Today, we have a very
interesting Gospel reading, with the apostles having just returned from their
missionary travels, excited about telling Jesus about all they did & all
they taught. And what is his response to
them? - “Come away to a deserted
place all by yourselves and rest a while." As I meditated about
this Scripture passage, I thought about the philosophy of the Society of St.

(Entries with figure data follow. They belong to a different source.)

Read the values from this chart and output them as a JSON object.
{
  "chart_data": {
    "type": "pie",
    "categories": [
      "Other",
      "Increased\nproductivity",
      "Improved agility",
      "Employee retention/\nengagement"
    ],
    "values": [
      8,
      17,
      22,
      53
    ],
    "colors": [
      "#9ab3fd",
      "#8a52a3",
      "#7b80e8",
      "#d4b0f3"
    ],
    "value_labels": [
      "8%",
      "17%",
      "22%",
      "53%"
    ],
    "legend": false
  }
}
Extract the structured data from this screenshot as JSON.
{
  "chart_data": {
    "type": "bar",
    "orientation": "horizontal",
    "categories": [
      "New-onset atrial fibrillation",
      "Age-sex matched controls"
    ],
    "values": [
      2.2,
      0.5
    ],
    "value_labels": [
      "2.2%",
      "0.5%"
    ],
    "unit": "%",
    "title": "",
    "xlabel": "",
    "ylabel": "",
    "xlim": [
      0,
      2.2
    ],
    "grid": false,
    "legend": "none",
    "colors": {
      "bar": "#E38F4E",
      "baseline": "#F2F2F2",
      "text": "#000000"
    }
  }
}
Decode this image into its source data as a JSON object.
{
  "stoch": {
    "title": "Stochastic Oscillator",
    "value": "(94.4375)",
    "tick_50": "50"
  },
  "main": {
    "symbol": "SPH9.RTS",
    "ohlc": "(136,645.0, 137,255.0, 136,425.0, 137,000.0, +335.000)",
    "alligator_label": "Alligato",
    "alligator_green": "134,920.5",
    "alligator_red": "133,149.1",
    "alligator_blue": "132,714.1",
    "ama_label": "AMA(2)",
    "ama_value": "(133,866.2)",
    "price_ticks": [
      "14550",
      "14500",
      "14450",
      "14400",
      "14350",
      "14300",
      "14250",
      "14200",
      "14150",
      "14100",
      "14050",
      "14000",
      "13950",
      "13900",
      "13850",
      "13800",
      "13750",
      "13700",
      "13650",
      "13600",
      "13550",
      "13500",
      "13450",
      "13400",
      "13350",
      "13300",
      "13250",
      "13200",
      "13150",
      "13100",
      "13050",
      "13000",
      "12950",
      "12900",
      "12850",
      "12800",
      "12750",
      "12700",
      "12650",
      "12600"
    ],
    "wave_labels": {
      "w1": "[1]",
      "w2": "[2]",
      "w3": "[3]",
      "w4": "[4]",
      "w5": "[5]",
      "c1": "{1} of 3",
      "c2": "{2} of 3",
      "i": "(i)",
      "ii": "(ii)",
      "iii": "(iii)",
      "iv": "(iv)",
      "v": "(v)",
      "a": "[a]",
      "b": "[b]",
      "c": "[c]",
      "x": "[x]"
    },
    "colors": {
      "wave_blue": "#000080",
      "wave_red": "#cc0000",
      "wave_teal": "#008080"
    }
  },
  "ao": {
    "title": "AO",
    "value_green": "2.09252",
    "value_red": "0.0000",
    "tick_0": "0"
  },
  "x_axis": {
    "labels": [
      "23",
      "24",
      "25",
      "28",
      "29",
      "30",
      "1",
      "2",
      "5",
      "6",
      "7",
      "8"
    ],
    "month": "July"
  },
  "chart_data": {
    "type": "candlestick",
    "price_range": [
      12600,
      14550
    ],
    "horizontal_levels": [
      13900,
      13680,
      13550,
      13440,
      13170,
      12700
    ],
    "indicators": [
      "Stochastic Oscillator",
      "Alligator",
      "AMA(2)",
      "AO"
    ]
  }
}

Vincent de Paul, a group I was a part of in the Jackson area. Doing good works and helping the poor are an
important part of our faith and the ministry of Jesus, but they flow out of our
faith and our spirituality. Our
compassion for the poor and our outreach to them, our work for justice and
peace, our solidarity with them, must flow out of the faith and spirituality we
cultivate from within. So Jesus told the
apostles that they must get away, that they must pray, rest, and renew themselves
in their faith.
This so goes against the
grain of our society, where many of us feel the need to be connected by cell
phone or internet 24 hours a day. When I
was with a youth group several years ago at Catholic Heart Work Camp, the youth
told me that the hardest part of that experience was not having music or noise
filling up the space while they were working. And when I suggested to another
priest that our youth should maybe put away their cell phones and technology
when they go away on a weekend mission trip, he looked at me as if I were
stark-raving mad, like that was not even within the realm of possibility, that
we couldn’t ask them to undertake such an arduous sacrifice of not having a
cell phone for the weekend. If we try to
fill up our lives with all kinds of external and superficial noise, when do we
have time to listen to God in silence and in what He is calling us to do? When are we giving ourselves the space and
time to refresh and renew our faith? We
can be moved with compassion for the poor like Jesus was when he saw the crowd
without a shepherd to lead them, but we need to first feed our own faith and
find the time to maintain & nurture our connection with God.